As autoridades suecas sequestraram na sexta-feira (7), no mar Báltico, o cargueiro Caffa, que levava 11 tripulantes, dos quais 10 são cidadãos russos, segundo informou a emissora pública sueca SVT com base em dados da Guarda Costeira do país. A operação foi realizada em conjunto com a aviação policial e com a Força Nacional de Tarefas. Após interceptar a embarcação, os suecos passaram a revistá-la e a interrogar a tripulação.
Estocolmo justificou a ação alegando que o navio faria parte da chamada “frota sombra” russa.
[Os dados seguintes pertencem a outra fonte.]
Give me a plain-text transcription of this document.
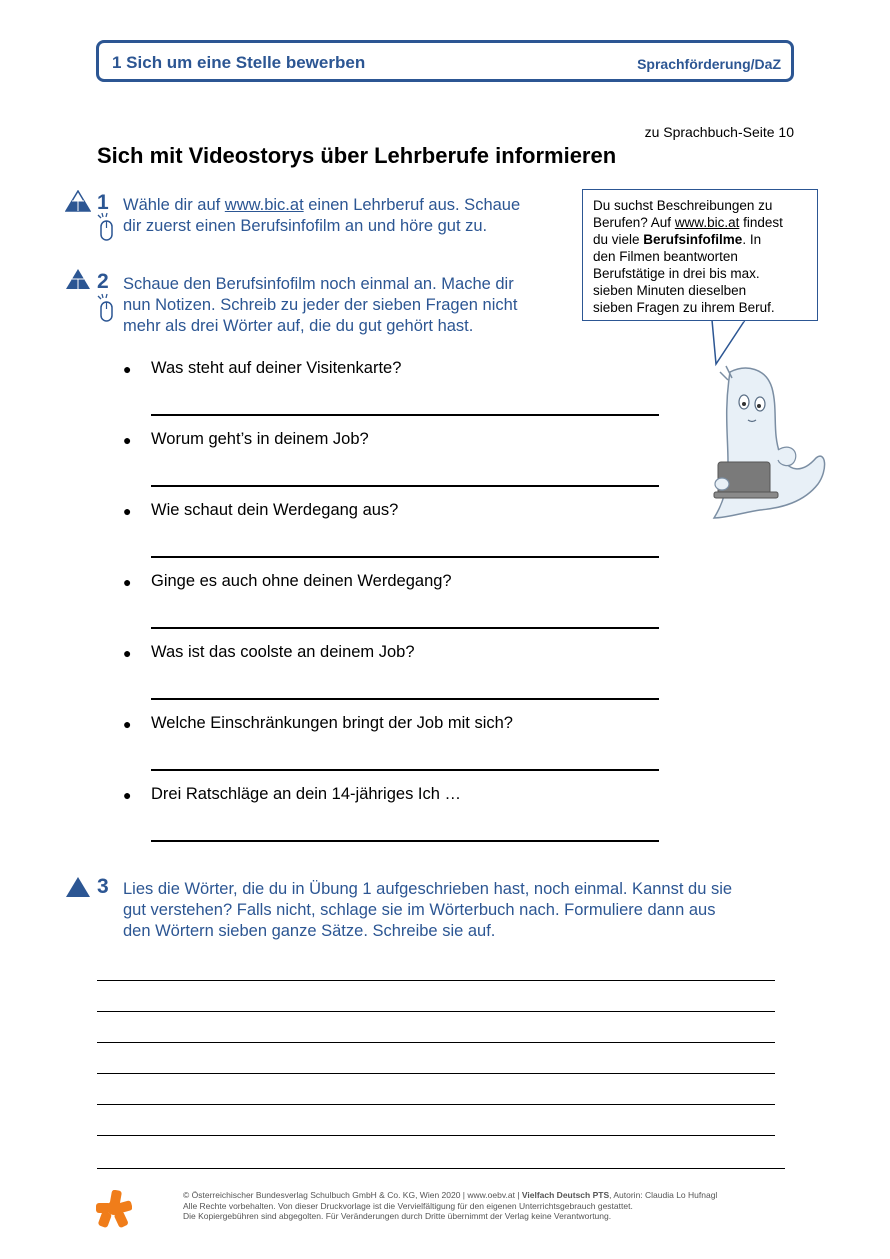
1 Sich um eine Stelle bewerben	Sprachförderung/DaZ
zu Sprachbuch-Seite 10
Sich mit Videostorys über Lehrberufe informieren
1 Wähle dir auf www.bic.at einen Lehrberuf aus. Schaue
dir zuerst einen Berufsinfofilm an und höre gut zu.
2 Schaue den Berufsinfofilm noch einmal an. Mache dir
nun Notizen. Schreib zu jeder der sieben Fragen nicht
mehr als drei Wörter auf, die du gut gehört hast.
● Was steht auf deiner Visitenkarte?
● Worum geht’s in deinem Job?
● Wie schaut dein Werdegang aus?
● Ginge es auch ohne deinen Werdegang?
● Was ist das coolste an deinem Job?
● Welche Einschränkungen bringt der Job mit sich?
● Drei Ratschläge an dein 14-jähriges Ich …
Du suchst Beschreibungen zu
Berufen? Auf www.bic.at findest
du viele Berufsinfofilme. In
den Filmen beantworten
Berufstätige in drei bis max.
sieben Minuten dieselben
sieben Fragen zu ihrem Beruf.
3 Lies die Wörter, die du in Übung 1 aufgeschrieben hast, noch einmal. Kannst du sie
gut verstehen? Falls nicht, schlage sie im Wörterbuch nach. Formuliere dann aus
den Wörtern sieben ganze Sätze. Schreibe sie auf.
© Österreichischer Bundesverlag Schulbuch GmbH & Co. KG, Wien 2020 | www.oebv.at | Vielfach Deutsch PTS, Autorin: Claudia Lo Hufnagl
Alle Rechte vorbehalten. Von dieser Druckvorlage ist die Vervielfältigung für den eigenen Unterrichtsgebrauch gestattet.
Die Kopiergebühren sind abgegolten. Für Veränderungen durch Dritte übernimmt der Verlag keine Verantwortung.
Moscou denuncia essa formulação e afirma que o termo é utilizado pelos países imperialistas para classificar embarcações que transportam cargas fora da cobertura de corretoras de seguro sediadas em Londres. O governo russo também afirma que, ainda que essas embarcações transportem mercadorias sob sanções, os países imperialistas não têm base legal para impor essas medidas em alto-mar, à margem da Convenção das Nações Unidas sobre o Direito do Mar.
O Caffa navega sob bandeira da Guiné, embora a própria Guarda Costeira sueca tenha declarado que a situação da bandeira ainda não está esclarecida. A embarcação consta da lista de sanções do governo ucraniano. Dados de rastreamento mostram que o cargueiro deixou Casablanca, no Marrocos, no fim de fevereiro, com destino a São Petersburgo, onde era esperado em 10 de março.
Construído em 1997, o navio já operou anteriormente sob as bandeiras de Malta e da Rússia, antes de passar à bandeira guineense, segundo os dados do serviço VesselFinder.
O ministro da Defesa Civil da Suécia, Carl-Oskar Bohlin, afirmou em publicação na rede X que as autoridades ainda não determinaram se a embarcação “atende aos requisitos para navegar em nossas águas”. Na mesma mensagem, usou como justificativa para o sequestro “o desafio significativo colocado pela chamada frota sombra”.
A embaixada russa em Estocolmo informou que mantém contato com as autoridades suecas sobre a situação dos tripulantes russos e que ofereceu assistência consular aos detidos.
Esta é a primeira vez que um cargueiro transportando grãos é sequestrado sob a alegação de violação de sanções. Até agora, as interdições promovidas pelos países imperialistas tinham se concentrado sobretudo em petroleiros e embarcações ligadas ao setor de energia.
Moscou condenou os sequestros recentes de embarcações russas realizados por países imperialistas sob diferentes pretextos. Em fevereiro, o assessor presidencial Nikolai Patrushev defendeu que os países do BRICS desenvolvam uma cooperação marítima estratégica para proteger as rotas comerciais mundiais contra o que chamou de “pirataria ocidental”.